Je viens de lire dans les journaux à Berlin que nous avons atteint des taux d'audience sensationnels en France, voire même plus élevés qu'en Allemagne ! J'en suis parfaitement ravi, d'autant plus que je ne rêve que de pouvoir travailler un jour en France. Hélas, mon travail étant vraiment très prenant, je n'ai pas encore eu l'occasion de retourner dans votre splendide capitale depuis le début de ViB, chose à rattrapper dans les plus brefs délais! D'ailleurs, mes amis parisiens m'en veulent de les « délaisser » et me manquent beaucoup...

Avez-vous déjà eu l'occasion de vous entendre en français dans un épisode de ViB et qu'en pensez-vous ?

Hubertus Regout : Malheureusement, je n'en ai pas encore eu l'occasion ; par ailleurs, il s'agit ici d'une question amusante, puisqu'au moment de la vente de notre série en France, j'avais demandé à me doubler moi-même, chose que j'aurais adoré faire, mais, le manque de temps m'en empêcha...

Aimeriez-vous tourner en France et avec qui ?

Hubertus Regout : Je viens déjà de le mentionner, je ne rêve que de travailler en France, pays d'une de mes langues maternelles. J'adore le cinéma francais avec toutes ses facettes, sa tradition, sa culture et son histoire si riches.
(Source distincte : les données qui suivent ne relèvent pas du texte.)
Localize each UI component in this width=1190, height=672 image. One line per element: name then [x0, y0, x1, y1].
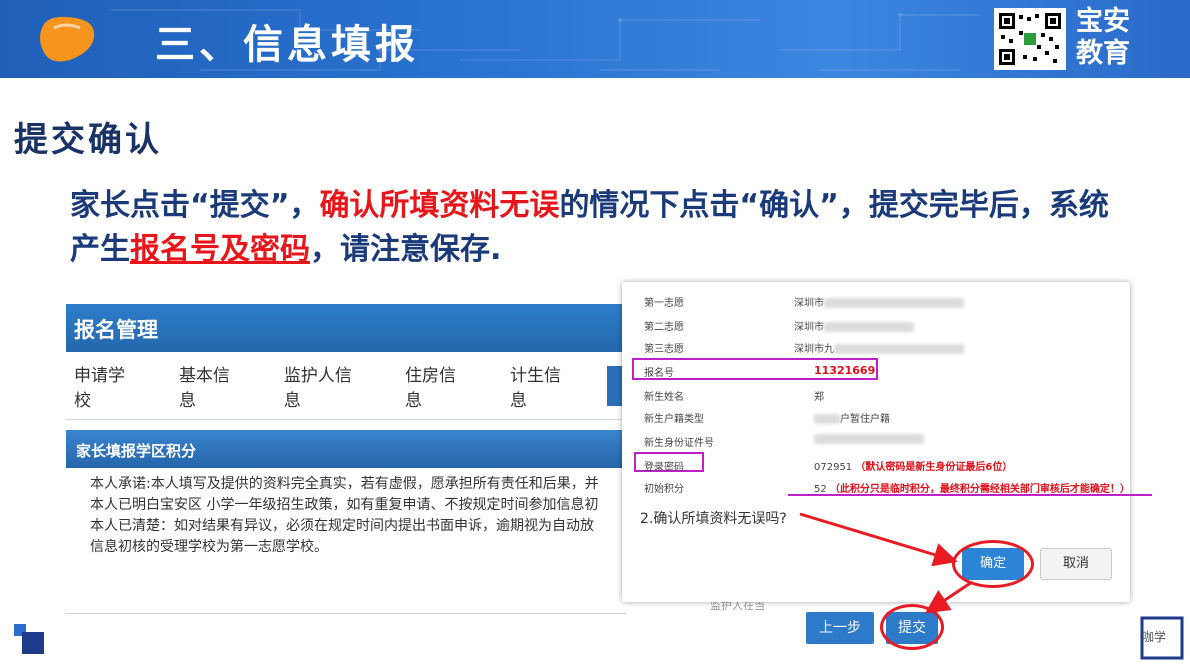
row-label: 第三志愿 — [644, 344, 684, 355]
top-banner: 三、信息填报 宝安 教育 — [0, 0, 1190, 78]
pledge-text: 本人承诺:本人填写及提供的资料完全真实，若有虚假，愿承担所有责任和后果，并 本人… — [66, 468, 626, 564]
row-label: 初始积分 — [644, 484, 684, 495]
password-note: （默认密码是新生身份证最后6位） — [855, 462, 1013, 473]
highlight-underline — [788, 494, 1152, 496]
row-label: 第二志愿 — [644, 322, 684, 333]
row-label: 第一志愿 — [644, 298, 684, 309]
corner-badge: 咖学 — [1140, 616, 1184, 660]
blurred-value — [814, 434, 924, 444]
tab-housing-info[interactable]: 住房信息 — [405, 361, 470, 411]
panel-header: 报名管理 — [66, 304, 626, 352]
row-third-choice: 第三志愿 深圳市九 — [644, 340, 964, 355]
intro-part-2: 确认所填资料无误 — [319, 188, 560, 223]
tab-bar: 申请学校 基本信息 监护人信息 住房信息 计生信息 — [66, 352, 627, 420]
intro-part-1: 家长点击“提交”， — [70, 188, 320, 223]
highlight-ring — [880, 604, 944, 650]
row-label: 新生身份证件号 — [644, 438, 714, 449]
confirm-question: 2.确认所填资料无误吗? — [640, 511, 787, 527]
row-value: 深圳市九 — [794, 344, 834, 355]
password-value: 072951 — [814, 462, 853, 473]
banner-title: 三、信息填报 — [155, 22, 419, 68]
blurred-value — [834, 344, 964, 354]
row-label: 新生户籍类型 — [644, 414, 704, 425]
row-label: 新生姓名 — [644, 392, 684, 403]
row-label: 登录密码 — [644, 462, 684, 473]
previous-step-button[interactable]: 上一步 — [806, 612, 874, 644]
brand-name: 宝安 教育 — [1076, 6, 1130, 70]
row-value: 深圳市 — [794, 322, 824, 333]
tab-guardian-info[interactable]: 监护人信息 — [284, 361, 365, 411]
brand-line-2: 教育 — [1076, 38, 1130, 69]
section-header: 家长填报学区积分 — [66, 430, 626, 468]
row-value: 深圳市 — [794, 298, 824, 309]
row-login-password: 登录密码 072951 （默认密码是新生身份证最后6位） — [644, 458, 1012, 473]
confirm-dialog: 第一志愿 深圳市 第二志愿 深圳市 第三志愿 深圳市九 报名号 11321669… — [622, 282, 1152, 602]
corner-text: 咖学 — [1142, 630, 1167, 644]
row-second-choice: 第二志愿 深圳市 — [644, 318, 914, 333]
intro-part-5: ，请注意保存. — [310, 232, 502, 267]
qr-code-icon — [994, 8, 1066, 70]
row-value: 户暂住户籍 — [840, 414, 890, 425]
tab-family-planning-info[interactable]: 计生信息 — [510, 361, 575, 411]
registration-number: 11321669 — [814, 364, 876, 377]
orange-logo-icon — [40, 16, 95, 62]
row-registration-number: 报名号 11321669 — [644, 364, 875, 379]
row-value: 郑 — [814, 392, 824, 403]
row-household-type: 新生户籍类型 户暂住户籍 — [644, 410, 890, 425]
registration-panel: 报名管理 申请学校 基本信息 监护人信息 住房信息 计生信息 家长填报学区积分 … — [66, 304, 627, 614]
row-student-name: 新生姓名 郑 — [644, 388, 824, 403]
tab-apply-school[interactable]: 申请学校 — [74, 361, 139, 411]
row-id-number: 新生身份证件号 — [644, 434, 924, 449]
blurred-value — [814, 414, 840, 424]
intro-part-4: 报名号及密码 — [130, 232, 310, 267]
corner-squares-icon — [14, 624, 44, 654]
pledge-line: 本人已清楚：如对结果有异议，必须在规定时间内提出书面申诉，逾期视为自动放 — [90, 518, 594, 534]
blurred-value — [824, 298, 964, 308]
row-initial-score: 初始积分 52 （此积分只是临时积分，最终积分需经相关部门审核后才能确定！） — [644, 480, 1130, 495]
intro-text: 家长点击“提交”，确认所填资料无误的情况下点击“确认”，提交完毕后，系统产生报名… — [70, 184, 1120, 272]
row-label: 报名号 — [644, 368, 674, 379]
pledge-line: 本人承诺:本人填写及提供的资料完全真实，若有虚假，愿承担所有责任和后果，并 — [90, 476, 599, 492]
page-title: 提交确认 — [14, 120, 162, 160]
row-first-choice: 第一志愿 深圳市 — [644, 294, 964, 309]
blurred-value — [824, 322, 914, 332]
pledge-line: 信息初核的受理学校为第一志愿学校。 — [90, 539, 328, 555]
pledge-line: 本人已明白宝安区 小学一年级招生政策，如有重复申请、不按规定时间参加信息初 — [90, 497, 599, 513]
brand-line-1: 宝安 — [1076, 6, 1130, 37]
highlight-ring — [952, 540, 1034, 588]
tab-basic-info[interactable]: 基本信息 — [179, 361, 244, 411]
cancel-button[interactable]: 取消 — [1040, 548, 1112, 580]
Entre autres, j'aimerais beaucoup travailler avec Francois Ozon, j'apprécie énormèment la diversité et la richesse de son oeuvre, le dessin précis et quasi aimant de ses caractères et sa façon grandiose de mener ses protagonistes. Une de vos très grandes actrices que j'admire énormément, Mademoiselle Deneuve, lors du tournage de Huit Femmes a dit de lui: « Il aime ses acteurs »... Je trouve que cela se voit dans ses films. Inoubliable, bien sûr, l'ambiance angoissante entre la grande Charlotte Rampling et la fabuleuse Ludivine Sagnier dans Swimming pool.

Je n'ai nommé que quelques personnes parmi multitude d'artistes que j'admire en France, la liste étant interminable.... De plus, quoi de plus fascinant de tourner un film historique francais dans des costumes d'époque ? Parmi mes films préférés de tous les temps resteront toujours Un homme et une femme et Ascenseur pour l'échafaud, la Nouvelle vague francaise gardant toujours pour moi un charme irresistible.